Monday, July 18, 2011

The Dreamer

by Pam Munoz Ryan and Peter Sis
Pura Belpre Award Book


The Dreamer is a work of fiction based on the childhood of poet Pablo Neruda.


The book opens with young Neftali Reyes at home in bed, daydreaming and wishing he could be outside but settles for having his sister describe what she sees through the window. Neftali’s mother died when he was only two months old and his father is overbearing and cruel. When his father finds him out of bed, he admonishes him saying, “Do you want to be a skinny weakling forever and amount to nothing?…Your mother was the same, scribbling on bits of paper, her mind always in another world.” 

Neftali’s father wants him to be a strong boy and to study hard so that he can be a doctor some day, but Neftali has no desire for any of that and is intrigued by words and the beauty of the world around him.

Neftali loves exploring and collecting his findings, like rocks, pinecones, feathers, or anything that he finds interesting and he writes interesting words and ideas in a notebook that he hides from his father who has no patience or tolerance for such things.

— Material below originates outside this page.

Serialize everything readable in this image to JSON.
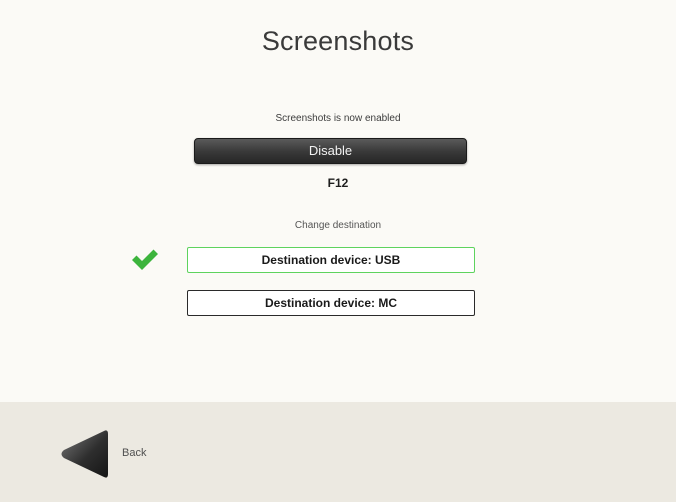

As Neftali grows older, he discovers his voice in his writing and learns that it will take courage for him to write, in part, because he risks further alienation from his father. He also witnesses firsthand the danger of taking an unpopular political stance.  In order to save his father "the humiliation of having a son who was a poet", Neftali created his new name, Pablo Neruda.

The rest, as they say, is history. Pablo Neruda followed his dreams and his essays and poems were published and read all over the world.


Literary qualities – The author uses personification throughout the book as a way of connecting Neftali to the world around him, such as when Neftali explored the forest and “came upon a towering pine in a small clearing. He looked up and wondered what it had seen from its branches. Did it hide all the secrets of the forest within its dark nooks? Did it know, too, what Neftali would become?” (p. 107).



Precise vocabulary – some examples, “He scoured the ground…” (p. 107), “The wind whipped their hair.” (p. 159). “ … glancing up to avoid the scattered laundry of autumn leaves on the bank.” (p. 241)

Ryan, P. M. and Sis, P. (2010). The Dreamer. New York, NY: Scholastic Press.